Computers can be little or big endian. Wondering what endianness is all about, where it originated from and its impacts on code performance? I was too.
Let's take the integer
168496141, as an example.
In little-endian, the least significant bytes come first, which gives us:
address | byte value -------------------- 0x00 | 0x0D -> least significant 0x01 | 0x0C 0x02 | 0x0B 0x03 | 0x0A
In big-endian, the most significant bytes come first, which gives us:
address | byte value -------------------- 0x00 | 0x0A -> most significant 0x01 | 0x0B 0x02 | 0x0C 0x03 | 0x0D
But why bother having two different ways to save integers in memory?
The question "What are the pros and cons of little-endian versus big-endian?" on Quora seems to indicate that neither one is better than the other.
But, x86-64 is a very popular CPU architecture and it is little endian. Same with ARM CPUs, even recent ones: they use little-endian encoding. So with these CPU architectures, networked programs need to reorder bytes on a regular basis to accommodate to the network byte-order: big-endian.
Given all of this byte shuffling, would network performance decrease? Probably. But not so much.
I just checked the Intel 64 instruction set and it has a
BSWAP instruction that is specially made to convert integers from big-endian to little-endian and vice-versa:
This instruction is used by the operating system kernels. For instance, on my Arch Linux installation,
BSWAP appears in the
I trust that Intel probably optimized these functions as much as possible. So I suppose the performance impact of calling
BSWAP is small. In addition, there are several cases where swapping byte order can be completely avoided:
- big-endian machines already use network byte order internally, so they don't need to swap byte order before sending data off to the network
- little-endian machines that talk to each other over TCP do not need to swap bytes since the bytes are read in-order on the receiving end
The only case where endianness should really cause slow down is if a big-endian machine talked with a little-endian machine.
However, Akash Sharma makes a good point for little-endian.
He explains how little-endian makes common maths operations easier:
Consider an example where you want to find whether a number is even or odd. Now that requires testing the least significant bit. If it is 0 it is even. In Little Endian Ordering least significant byte is stored at starting address. So just retrieve the byte and look at its last bit. — Akash Sharma
And how little-endian makes typecasts to smaller types easier:
For example you want to typecast a 4 bytes data type to 2 bytes data type. In Little Endian Ordering it is pretty straightforward as you just need to retrieve the first 2 bytes from starting address in order and you would get the correct number. — Akash Sharma
The paper "On holy wars and a plea for peace" by Danny Cohen also gives some interesting background behind the decision to use big-endian for network byte order. This paper is referenced in rfc1700 which defines network byte-order, which is why it makes sense to talk about it here.

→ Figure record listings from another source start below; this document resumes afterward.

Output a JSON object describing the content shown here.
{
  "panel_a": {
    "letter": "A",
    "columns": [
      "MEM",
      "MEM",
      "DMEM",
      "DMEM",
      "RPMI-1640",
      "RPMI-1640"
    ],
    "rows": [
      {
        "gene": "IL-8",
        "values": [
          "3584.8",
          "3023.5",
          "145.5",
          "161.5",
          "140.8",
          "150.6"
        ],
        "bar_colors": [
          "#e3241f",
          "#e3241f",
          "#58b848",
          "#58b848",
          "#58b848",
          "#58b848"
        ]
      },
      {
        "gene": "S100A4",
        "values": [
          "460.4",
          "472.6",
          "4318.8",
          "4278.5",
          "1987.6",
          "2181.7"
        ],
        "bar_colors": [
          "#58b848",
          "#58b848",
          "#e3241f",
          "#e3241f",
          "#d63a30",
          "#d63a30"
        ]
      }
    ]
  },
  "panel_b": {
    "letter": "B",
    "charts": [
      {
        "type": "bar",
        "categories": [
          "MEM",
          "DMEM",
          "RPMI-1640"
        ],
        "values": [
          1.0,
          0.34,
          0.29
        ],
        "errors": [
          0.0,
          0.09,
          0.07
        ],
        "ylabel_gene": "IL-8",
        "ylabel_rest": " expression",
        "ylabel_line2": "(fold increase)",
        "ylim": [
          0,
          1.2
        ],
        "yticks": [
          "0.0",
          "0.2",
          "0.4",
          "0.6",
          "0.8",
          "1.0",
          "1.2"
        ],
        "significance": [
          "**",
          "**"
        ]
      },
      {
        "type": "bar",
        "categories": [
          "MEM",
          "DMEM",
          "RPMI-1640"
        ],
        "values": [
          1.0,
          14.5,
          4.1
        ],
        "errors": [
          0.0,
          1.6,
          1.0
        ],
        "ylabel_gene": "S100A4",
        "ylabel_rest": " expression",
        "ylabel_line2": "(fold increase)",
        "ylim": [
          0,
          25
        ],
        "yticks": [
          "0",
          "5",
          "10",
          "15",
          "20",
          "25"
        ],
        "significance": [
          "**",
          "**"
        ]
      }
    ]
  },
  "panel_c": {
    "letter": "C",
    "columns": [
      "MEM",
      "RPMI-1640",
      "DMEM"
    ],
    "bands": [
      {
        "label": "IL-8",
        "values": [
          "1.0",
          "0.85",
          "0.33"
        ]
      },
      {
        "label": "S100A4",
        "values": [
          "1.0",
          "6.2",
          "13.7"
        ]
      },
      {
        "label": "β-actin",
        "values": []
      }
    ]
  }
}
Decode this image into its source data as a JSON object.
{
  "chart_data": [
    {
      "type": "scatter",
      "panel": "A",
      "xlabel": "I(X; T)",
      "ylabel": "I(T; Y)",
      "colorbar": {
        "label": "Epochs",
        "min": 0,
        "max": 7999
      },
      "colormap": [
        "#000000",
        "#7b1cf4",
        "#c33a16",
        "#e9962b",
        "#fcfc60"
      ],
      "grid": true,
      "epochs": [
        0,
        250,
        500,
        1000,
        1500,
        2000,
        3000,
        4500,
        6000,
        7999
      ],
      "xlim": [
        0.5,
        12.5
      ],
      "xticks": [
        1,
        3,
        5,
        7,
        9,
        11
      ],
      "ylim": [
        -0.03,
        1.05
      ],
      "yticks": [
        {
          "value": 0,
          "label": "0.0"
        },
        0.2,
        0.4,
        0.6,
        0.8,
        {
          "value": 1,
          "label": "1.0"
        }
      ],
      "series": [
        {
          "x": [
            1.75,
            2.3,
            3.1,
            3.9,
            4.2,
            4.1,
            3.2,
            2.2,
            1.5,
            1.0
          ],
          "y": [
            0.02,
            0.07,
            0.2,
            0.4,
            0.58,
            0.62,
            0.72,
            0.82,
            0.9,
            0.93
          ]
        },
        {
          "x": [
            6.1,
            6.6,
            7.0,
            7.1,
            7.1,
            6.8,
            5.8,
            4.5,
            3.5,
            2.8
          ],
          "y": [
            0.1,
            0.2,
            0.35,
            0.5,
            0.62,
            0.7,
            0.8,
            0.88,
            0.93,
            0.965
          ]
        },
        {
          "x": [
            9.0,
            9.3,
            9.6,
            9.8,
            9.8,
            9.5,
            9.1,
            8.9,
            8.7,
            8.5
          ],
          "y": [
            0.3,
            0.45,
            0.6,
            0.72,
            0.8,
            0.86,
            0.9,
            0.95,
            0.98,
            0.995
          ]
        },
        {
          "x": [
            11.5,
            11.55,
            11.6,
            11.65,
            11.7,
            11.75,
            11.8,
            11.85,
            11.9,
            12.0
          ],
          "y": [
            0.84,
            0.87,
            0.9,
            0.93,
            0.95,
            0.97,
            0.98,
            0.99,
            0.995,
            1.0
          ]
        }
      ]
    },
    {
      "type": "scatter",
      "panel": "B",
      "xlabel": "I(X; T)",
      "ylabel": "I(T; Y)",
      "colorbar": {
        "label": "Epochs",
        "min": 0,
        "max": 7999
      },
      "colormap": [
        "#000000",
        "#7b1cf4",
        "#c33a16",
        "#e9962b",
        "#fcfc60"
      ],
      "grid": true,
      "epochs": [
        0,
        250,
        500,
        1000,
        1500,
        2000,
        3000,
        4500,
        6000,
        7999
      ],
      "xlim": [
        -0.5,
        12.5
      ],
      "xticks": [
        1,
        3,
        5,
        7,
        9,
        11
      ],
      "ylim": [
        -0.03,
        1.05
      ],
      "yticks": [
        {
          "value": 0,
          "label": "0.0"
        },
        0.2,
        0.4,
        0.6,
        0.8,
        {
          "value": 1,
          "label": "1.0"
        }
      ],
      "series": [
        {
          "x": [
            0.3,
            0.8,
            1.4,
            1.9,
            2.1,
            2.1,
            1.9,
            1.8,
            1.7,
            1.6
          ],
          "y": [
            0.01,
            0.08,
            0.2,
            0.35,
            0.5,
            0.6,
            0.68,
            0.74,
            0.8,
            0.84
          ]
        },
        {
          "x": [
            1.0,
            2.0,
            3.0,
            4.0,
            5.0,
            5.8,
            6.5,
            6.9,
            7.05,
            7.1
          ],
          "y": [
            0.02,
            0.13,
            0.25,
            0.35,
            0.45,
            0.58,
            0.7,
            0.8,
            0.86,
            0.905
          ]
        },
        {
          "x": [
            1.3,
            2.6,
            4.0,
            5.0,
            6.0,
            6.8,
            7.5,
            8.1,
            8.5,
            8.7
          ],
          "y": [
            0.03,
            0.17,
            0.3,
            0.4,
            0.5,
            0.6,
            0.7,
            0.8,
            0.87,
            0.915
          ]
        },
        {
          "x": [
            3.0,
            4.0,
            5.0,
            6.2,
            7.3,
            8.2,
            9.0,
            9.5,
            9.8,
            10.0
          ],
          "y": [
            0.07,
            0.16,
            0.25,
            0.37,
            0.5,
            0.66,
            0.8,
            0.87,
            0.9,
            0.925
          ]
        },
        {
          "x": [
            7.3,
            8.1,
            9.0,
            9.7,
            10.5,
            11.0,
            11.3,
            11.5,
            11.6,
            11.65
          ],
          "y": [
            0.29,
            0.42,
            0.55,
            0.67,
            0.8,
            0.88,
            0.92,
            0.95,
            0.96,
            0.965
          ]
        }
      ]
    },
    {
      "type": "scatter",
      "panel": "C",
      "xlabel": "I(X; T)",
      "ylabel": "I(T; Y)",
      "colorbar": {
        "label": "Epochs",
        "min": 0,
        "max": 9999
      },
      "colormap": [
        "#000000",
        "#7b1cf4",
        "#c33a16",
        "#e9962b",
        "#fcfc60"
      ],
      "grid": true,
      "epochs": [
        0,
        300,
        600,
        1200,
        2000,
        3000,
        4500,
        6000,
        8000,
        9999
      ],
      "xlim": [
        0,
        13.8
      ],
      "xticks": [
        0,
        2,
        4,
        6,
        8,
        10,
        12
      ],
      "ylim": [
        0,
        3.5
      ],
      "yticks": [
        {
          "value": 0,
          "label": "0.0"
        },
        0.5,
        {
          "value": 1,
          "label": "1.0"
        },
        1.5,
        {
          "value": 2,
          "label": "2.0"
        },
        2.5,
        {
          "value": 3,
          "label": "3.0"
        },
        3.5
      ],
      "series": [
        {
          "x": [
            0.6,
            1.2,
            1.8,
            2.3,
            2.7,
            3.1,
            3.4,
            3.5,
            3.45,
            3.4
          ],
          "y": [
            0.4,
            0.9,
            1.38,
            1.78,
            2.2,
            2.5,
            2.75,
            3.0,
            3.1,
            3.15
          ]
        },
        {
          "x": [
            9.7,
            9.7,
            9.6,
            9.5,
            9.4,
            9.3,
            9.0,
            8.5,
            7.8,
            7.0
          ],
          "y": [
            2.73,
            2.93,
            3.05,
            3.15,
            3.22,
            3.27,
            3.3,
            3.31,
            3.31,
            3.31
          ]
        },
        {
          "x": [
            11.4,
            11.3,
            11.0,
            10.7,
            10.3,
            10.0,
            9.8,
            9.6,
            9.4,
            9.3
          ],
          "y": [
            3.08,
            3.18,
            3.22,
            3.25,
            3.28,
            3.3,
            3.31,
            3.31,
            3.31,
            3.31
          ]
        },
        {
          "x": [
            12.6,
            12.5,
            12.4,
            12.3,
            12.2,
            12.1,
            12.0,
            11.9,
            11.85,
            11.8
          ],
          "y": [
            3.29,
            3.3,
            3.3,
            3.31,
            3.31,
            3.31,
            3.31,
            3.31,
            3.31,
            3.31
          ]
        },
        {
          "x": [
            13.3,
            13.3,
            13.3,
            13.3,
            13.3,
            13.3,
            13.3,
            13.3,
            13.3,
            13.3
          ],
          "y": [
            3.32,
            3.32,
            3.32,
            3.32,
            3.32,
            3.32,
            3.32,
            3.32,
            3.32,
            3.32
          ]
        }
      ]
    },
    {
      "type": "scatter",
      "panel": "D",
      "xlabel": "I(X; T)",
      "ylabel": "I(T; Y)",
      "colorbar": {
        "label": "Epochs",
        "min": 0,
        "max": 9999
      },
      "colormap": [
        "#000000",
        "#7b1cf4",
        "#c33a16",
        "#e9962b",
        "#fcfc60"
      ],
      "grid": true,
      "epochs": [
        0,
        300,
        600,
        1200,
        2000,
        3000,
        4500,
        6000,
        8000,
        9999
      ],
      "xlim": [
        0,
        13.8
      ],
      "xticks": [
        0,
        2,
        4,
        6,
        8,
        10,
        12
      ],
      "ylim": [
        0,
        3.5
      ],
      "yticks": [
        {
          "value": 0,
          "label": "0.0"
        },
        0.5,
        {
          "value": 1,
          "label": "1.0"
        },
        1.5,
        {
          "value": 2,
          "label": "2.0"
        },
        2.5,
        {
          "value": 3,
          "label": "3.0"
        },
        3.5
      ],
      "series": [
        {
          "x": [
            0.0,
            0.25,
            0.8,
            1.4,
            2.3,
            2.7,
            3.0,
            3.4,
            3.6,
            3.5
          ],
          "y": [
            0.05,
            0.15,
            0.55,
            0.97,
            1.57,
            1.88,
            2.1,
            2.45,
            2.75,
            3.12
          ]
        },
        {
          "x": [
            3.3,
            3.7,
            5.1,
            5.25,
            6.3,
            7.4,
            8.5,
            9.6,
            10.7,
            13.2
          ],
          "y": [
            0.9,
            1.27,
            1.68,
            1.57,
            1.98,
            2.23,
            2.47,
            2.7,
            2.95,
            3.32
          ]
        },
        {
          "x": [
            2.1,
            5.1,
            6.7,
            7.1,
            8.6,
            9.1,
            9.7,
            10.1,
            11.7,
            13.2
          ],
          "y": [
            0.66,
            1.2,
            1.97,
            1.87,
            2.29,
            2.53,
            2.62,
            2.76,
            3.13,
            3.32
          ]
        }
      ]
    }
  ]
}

Cohen's paper points to the inconsistency of some little-endian systems back in the eighties, when the paper was written:
Most computers were designed by Big-Endians, who under the threat of criminal prosecution pretended to be Little-Endians, rather than seeking exile in Blefuscu. They did it by using the B0-to-B31 convention of the Little-Endians, while keeping the Big-Endians' conventions for bytes and words. — Danny Cohen
This sounds like a joke, but Cohen goes on to describe how the M68000 microprocessor was little-endian for bits but big-endian for words (bytes), double-words and quad-words.
And it points to the better consistency of some big-endian systems:
The PDP10 and the 360, for example, were designed by Big-Endians: their bit order, byte-order, word-order and page-order are the same. The same order also applies to long (multi-word) character strings and to multiple precision numbers. — Danny Cohen
Finally, it ends by saying that making a decision and having all computer scientists agree on it will be extraordinarily difficult. For this reason, it suggests:
How about tossing a coin ??? — Danny Cohen
Almost 40 years later, the network folks have settled for big-endian and the majority-share CPUs (x86, arm) are little-endian. In software development though, the choice is not clear. Luckily, we probably will never have to worry about bit-endianness, only byte-endianness. Partial win, I guess.